At the event he called his “childhood dream tournament”, Djokovic has an opportunity to match Pete Sampras by winning his seventh Wimbledon title. That would put him one shy of Roger Federer’s record eight.

“I would like to be in the [final] to eventually make history,” Djokovic said. “Pete Sampras winning his first Wimbledon was the first tennis match I’ve ever seen on the TV. So of course there is a lot of connection to this tournament. Pete has won it seven times… Hopefully, I can do the same this year.”

Leading the draw as the top seed, Djokovic could face countryman Miomir Kecmanovic in the third round, with Carlos Alcaraz a potential quarter-final opponent.

His main threat for the men’s singles title will be former champion Rafael Nadal, who is having a unique year of his own.

Never before has Nadal entered Wimbledon after winning the year’s first two Grand Slam events. But with the 2022 Australian Open and Roland Garros titles in tow, a trophy in his 15th Wimbledon would put him on the brink of the Grand Slam-winning all four majors in the same year. That feat that has not been achieved in men’s singles since Rod Laver in 1969.

Nadal, the second seed at Wimbledon, is set to open his campaign on Tuesday against Francisco Cerundolo. It will be his first competitive action since he lifted the Roland Garros trophy on 5 June.

Nadal last took the court for a competitive match three weeks ago, when he won his record-extending 22nd Grand Slam singles title and 14th Roland Garros crown. Now set to play Wimbledon for the first time in three years, the 36-year-old enters London halfway to a calendar-year Grand Slam for the first time in his career.

But in typical Nadal fashion, the Spaniard is focusing on the present. Fortunately for the second seed, the current situation is positive with regard to his chronic foot injury. After playing Roland Garros with his foot “asleep” as a result of frequent injections, Nadal underwent a new treatment to numb the problematic nerves in his foot for what he hopes is a more permanent solution.

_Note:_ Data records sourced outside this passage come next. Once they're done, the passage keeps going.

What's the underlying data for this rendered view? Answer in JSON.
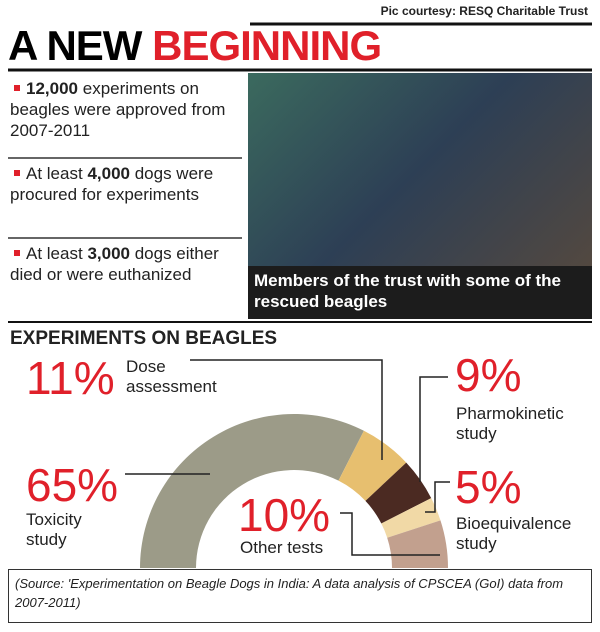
{
  "credit": "Pic courtesy: RESQ Charitable Trust",
  "title": {
    "black": "A NEW",
    "red": "BEGINNING"
  },
  "bullets": [
    {
      "number": "12,000",
      "text": "experiments on beagles were approved from 2007-2011"
    },
    {
      "pre": "At least",
      "number": "4,000",
      "text": "dogs were procured for experiments"
    },
    {
      "pre": "At least",
      "number": "3,000",
      "text": "dogs either died or were euthanized"
    }
  ],
  "photo_caption": "Members of the trust with some of the rescued beagles",
  "chart_data": {
    "type": "pie",
    "shape": "half-donut",
    "title": "EXPERIMENTS ON BEAGLES",
    "categories": [
      "Toxicity study",
      "Dose assessment",
      "Pharmokinetic study",
      "Bioequivalence study",
      "Other tests"
    ],
    "values": [
      65,
      11,
      9,
      5,
      10
    ],
    "value_labels": [
      "65%",
      "11%",
      "9%",
      "5%",
      "10%"
    ],
    "colors": [
      "#9c9b88",
      "#e7bf6f",
      "#4b2a22",
      "#f1d9a6",
      "#c2a08e"
    ]
  },
  "source": "(Source: 'Experimentation on Beagle Dogs in India: A data analysis of CPSCEA (GoI) data from 2007-2011)"
}
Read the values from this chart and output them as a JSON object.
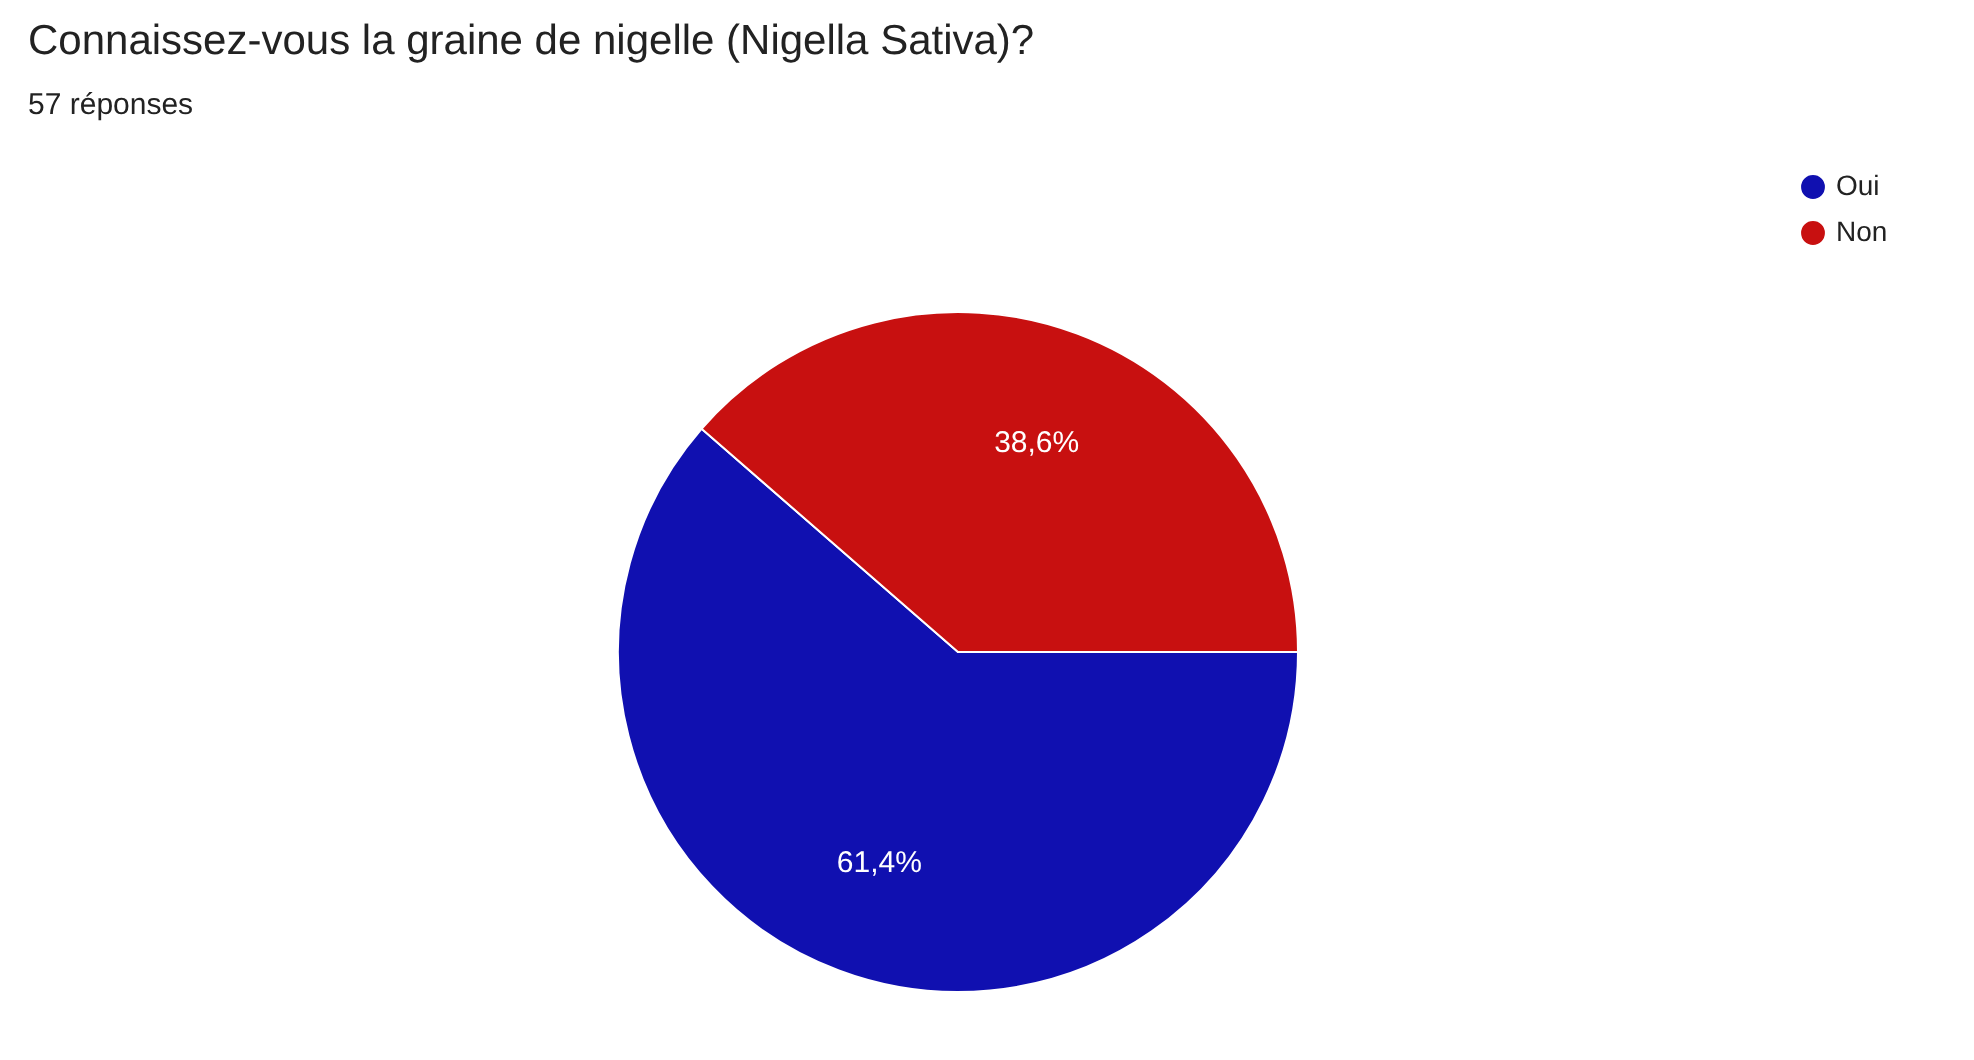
{
  "chart_data": {
    "type": "pie",
    "title": "Connaissez-vous la graine de nigelle (Nigella Sativa)?",
    "subtitle": "57 réponses",
    "categories": [
      "Oui",
      "Non"
    ],
    "values": [
      61.4,
      38.6
    ],
    "colors": [
      "#1010b0",
      "#c81010"
    ],
    "value_labels": [
      "61,4%",
      "38,6%"
    ],
    "legend": "top right"
  }
}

“(I am) quite happy about how (it has) evolved,” he told the press on Saturday ahead of his opening-round match against Francisco Cerundolo. “First of all, I can walk normally most of the days, almost every single day. That’s for me the main issue. When I wake up, I don’t have this pain that I was having for the last year and a half, so quite happy about that.

“And the second thing, practising. I have been overall better, honestly. Since the last two weeks, I didn’t have not one day of these terrible days that I can’t move at all… The feeling and overall feelings are positive, because I am in a positive way in terms of pain, and that’s the main thing.”

Despite the ongoing foot injury and a rib fracture that sidelined him for over a month following his run to the Indian Wells final, Nadal has compiled a 30-3 record in the season – a run of success that has surprised even him.

“I will never say a drama because drama are other things in life,” he explained. “Without a doubt, we are only playing tennis. But in terms of daily suffering, it has been tough in terms of every day going on the court without knowing if I am going to be able to finish the practice the proper way or finish the match the proper way. That’s tough to accept.

Nadal’s path to a third Wimbledon title could go through sixth seed Felix Auger-Aliassime – whom he battled in a five-set Roland Garros fourth round – or Eastbourne champion Taylor Fritz in the quarter-finals, with fourth seed Stefanos Tsitsipas and 2021 Wimbledon finalist Matteo Berrettini potential semi-final opponents.

Matteo Berrettini and Stefanos Tsitsipas could clash in the other quarterfinal in the bottom half. Last year’s finalist Berrettini, who triumphed on the grass in Stuttgart and London this month, opens against Cristian Garin, while fourth-seeded Greek Tsitsipas plays Swiss qualifier Alexander Ritschard.

In the top half, fifth seed Alcaraz is making his second appearance at Wimbledon and starts against Germany’s Jan-Lennard Struff, with third seed Casper Ruud playing Albert Ramos-Vinolas. Other intriguing first-round matches include Nick Kyrgios against British wild card Paul Jubb, last year’s semi-finalist Denis Shapovalov against Frenchman Arthur Rinderknech and Indian Wells champ Taylor Fritz against #NextGenATP Italian Lorenzo Musetti.